XHJE-FM

Puebla, Puebla; Mexico;
- Broadcast area: Puebla, Puebla
- Frequency: 94.1 MHz
- Branding: Exa FM

Programming
- Format: Pop

Ownership
- Owner: MVS Radio; (Stereorey México, S.A.);

History
- First air date: 1971
- Call sign meaning: Original concessionaire Juan José Espejo Puente

Technical information
- Class: B1
- ERP: 20 kW
- Transmitter coordinates: 19°03′47.4″N 98°12′52.7″W﻿ / ﻿19.063167°N 98.214639°W

Links
- Website: exafm.com/puebla

= XHJE-FM =

Radio station in Puebla, Puebla, Mexico

XHJE-FM is a radio station on 94.1 FM in Puebla, Puebla, Mexico. The station is owned by MVS Radio and carries its Exa FM pop format.

==History==

Logo as Más FM, used until 2016

XHJE began broadcasting in 1971 and received its first concession on December 15, 1972, becoming the first FM station in the state. It was owned by Juan José Espejo Puente and became a part of Grupo HR (now Cinco Radio); the original format was known as La Chica Musical. In the mid-1990s, XHJE converted to "Mix FM", an English adult contemporary brand from Grupo ACIR.

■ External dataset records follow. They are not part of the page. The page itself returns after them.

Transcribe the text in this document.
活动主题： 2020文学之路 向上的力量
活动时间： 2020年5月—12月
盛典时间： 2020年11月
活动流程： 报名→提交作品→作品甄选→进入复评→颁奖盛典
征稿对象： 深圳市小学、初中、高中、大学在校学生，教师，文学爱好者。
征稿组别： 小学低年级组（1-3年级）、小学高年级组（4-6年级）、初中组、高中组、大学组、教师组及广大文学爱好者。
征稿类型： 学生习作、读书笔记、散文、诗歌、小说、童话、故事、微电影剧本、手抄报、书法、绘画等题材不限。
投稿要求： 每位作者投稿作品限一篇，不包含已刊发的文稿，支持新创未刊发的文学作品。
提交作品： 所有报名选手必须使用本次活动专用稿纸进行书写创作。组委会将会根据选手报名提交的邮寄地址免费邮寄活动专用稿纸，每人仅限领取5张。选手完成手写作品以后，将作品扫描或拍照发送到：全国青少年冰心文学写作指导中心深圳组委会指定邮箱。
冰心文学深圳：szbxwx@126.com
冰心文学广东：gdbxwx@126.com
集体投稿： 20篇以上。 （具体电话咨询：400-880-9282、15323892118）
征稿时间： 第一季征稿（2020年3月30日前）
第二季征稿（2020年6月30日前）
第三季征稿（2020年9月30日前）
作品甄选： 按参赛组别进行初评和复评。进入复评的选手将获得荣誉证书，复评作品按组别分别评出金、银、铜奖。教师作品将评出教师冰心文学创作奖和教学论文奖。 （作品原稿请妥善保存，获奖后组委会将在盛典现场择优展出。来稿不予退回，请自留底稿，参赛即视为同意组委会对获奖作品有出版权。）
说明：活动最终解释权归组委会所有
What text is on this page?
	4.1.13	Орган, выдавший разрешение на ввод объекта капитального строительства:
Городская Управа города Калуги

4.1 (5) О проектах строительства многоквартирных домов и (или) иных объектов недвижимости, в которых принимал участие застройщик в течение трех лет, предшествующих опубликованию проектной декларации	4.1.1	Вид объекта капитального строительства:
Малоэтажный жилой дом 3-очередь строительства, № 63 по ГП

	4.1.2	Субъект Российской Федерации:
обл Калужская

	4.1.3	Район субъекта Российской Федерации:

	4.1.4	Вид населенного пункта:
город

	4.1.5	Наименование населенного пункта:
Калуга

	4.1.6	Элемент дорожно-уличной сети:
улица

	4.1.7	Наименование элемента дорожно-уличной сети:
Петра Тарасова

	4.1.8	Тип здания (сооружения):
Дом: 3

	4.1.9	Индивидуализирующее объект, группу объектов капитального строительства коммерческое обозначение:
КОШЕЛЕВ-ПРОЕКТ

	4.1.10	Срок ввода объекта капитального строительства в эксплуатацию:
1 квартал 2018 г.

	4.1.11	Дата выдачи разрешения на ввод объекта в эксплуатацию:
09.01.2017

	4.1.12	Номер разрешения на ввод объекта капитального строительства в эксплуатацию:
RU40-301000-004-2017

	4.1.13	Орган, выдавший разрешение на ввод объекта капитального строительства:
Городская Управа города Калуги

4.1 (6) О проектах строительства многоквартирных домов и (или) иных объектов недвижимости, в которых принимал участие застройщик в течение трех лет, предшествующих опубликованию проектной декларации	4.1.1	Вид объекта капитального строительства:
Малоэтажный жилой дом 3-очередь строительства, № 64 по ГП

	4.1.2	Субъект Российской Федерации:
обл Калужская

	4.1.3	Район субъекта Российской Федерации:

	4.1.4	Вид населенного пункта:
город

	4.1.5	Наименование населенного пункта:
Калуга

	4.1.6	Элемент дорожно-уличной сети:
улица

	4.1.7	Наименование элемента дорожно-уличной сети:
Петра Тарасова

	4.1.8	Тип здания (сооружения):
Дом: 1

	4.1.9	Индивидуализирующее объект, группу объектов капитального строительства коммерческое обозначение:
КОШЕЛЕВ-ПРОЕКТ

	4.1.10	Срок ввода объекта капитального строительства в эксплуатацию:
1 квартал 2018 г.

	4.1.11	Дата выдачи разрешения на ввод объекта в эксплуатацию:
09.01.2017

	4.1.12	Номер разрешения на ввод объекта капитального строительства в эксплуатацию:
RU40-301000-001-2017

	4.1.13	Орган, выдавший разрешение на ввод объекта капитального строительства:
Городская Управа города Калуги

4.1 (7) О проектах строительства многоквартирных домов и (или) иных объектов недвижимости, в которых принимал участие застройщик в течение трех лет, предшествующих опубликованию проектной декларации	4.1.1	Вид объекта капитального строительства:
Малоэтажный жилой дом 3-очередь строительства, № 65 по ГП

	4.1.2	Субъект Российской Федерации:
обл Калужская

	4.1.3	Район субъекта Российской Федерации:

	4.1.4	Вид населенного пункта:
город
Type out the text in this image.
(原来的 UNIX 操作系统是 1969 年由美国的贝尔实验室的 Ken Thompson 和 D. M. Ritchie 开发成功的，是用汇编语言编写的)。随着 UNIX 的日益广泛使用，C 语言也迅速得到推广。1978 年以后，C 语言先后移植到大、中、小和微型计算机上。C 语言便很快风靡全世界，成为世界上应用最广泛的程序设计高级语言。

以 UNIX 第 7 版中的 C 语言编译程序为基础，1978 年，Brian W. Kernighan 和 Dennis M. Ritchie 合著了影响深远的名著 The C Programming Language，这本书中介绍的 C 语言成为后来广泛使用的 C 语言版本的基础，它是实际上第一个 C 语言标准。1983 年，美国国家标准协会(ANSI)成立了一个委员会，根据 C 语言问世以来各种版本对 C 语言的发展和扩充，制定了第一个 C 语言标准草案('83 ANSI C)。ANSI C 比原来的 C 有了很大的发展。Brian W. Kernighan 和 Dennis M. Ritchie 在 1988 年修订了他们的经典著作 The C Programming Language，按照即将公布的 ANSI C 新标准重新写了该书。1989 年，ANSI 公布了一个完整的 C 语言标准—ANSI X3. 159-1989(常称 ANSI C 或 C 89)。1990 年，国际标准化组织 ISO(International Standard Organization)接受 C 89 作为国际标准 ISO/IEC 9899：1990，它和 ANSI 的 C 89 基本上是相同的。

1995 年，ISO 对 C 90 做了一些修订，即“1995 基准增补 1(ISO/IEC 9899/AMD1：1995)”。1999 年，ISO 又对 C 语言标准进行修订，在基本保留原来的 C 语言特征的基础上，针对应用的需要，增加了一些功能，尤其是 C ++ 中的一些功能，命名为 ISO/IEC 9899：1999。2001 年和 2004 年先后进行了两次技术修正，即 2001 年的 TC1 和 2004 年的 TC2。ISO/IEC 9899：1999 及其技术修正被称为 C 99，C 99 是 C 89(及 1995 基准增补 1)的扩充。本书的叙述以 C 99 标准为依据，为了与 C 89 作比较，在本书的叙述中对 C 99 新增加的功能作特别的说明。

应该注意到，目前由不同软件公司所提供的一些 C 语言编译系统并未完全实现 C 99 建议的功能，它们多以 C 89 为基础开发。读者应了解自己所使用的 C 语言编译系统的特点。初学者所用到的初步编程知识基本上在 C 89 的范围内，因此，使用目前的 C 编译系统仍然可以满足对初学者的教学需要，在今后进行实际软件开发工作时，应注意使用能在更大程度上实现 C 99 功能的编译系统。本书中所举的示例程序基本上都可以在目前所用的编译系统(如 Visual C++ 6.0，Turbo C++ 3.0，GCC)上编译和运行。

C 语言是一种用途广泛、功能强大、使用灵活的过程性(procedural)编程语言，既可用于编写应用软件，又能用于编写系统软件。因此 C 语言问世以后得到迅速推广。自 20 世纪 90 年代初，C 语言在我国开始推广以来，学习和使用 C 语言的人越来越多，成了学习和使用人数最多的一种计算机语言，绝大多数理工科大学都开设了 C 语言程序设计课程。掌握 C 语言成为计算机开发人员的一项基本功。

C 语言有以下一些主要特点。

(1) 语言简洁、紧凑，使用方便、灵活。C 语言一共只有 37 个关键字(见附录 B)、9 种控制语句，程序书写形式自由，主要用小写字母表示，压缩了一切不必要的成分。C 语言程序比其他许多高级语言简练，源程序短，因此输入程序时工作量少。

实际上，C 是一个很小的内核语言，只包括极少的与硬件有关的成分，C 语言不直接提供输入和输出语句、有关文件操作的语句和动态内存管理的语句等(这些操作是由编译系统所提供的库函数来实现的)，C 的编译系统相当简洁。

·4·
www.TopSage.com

In 2002, the pop music format from XHNP-FM 89.3 moved to XHJE-FM and was rebranded "Más 94". On March 13, 2016, XHJE flipped to romantic music as Pasión FM; this format moved to new station XHPUE-FM 92.1 on August 15, 2018, leaving XHJE-FM without a format. The move came after Cinco Radio was reported to have sold or leased XHJE to MVS Radio, which would move the Exa FM format from 98.7 XHPBA-FM. Exa was formally announced for XHJE on September 24, 2018, a week after XHPBA relaunched as Puebla's Los 40 station, with a full launch slated for October 1.

On October 3, 2018, the IFT approved the transfer of shares in Súper Sonido en Frecuencia Modulada from Grupo Salas, S.A. de C.V., Carlos Manuel Flores Núñez, Juan José de Jesús Espejo Munguía and Martha Verónica Martínez Valdivia to a subsidiary of MVS Radio.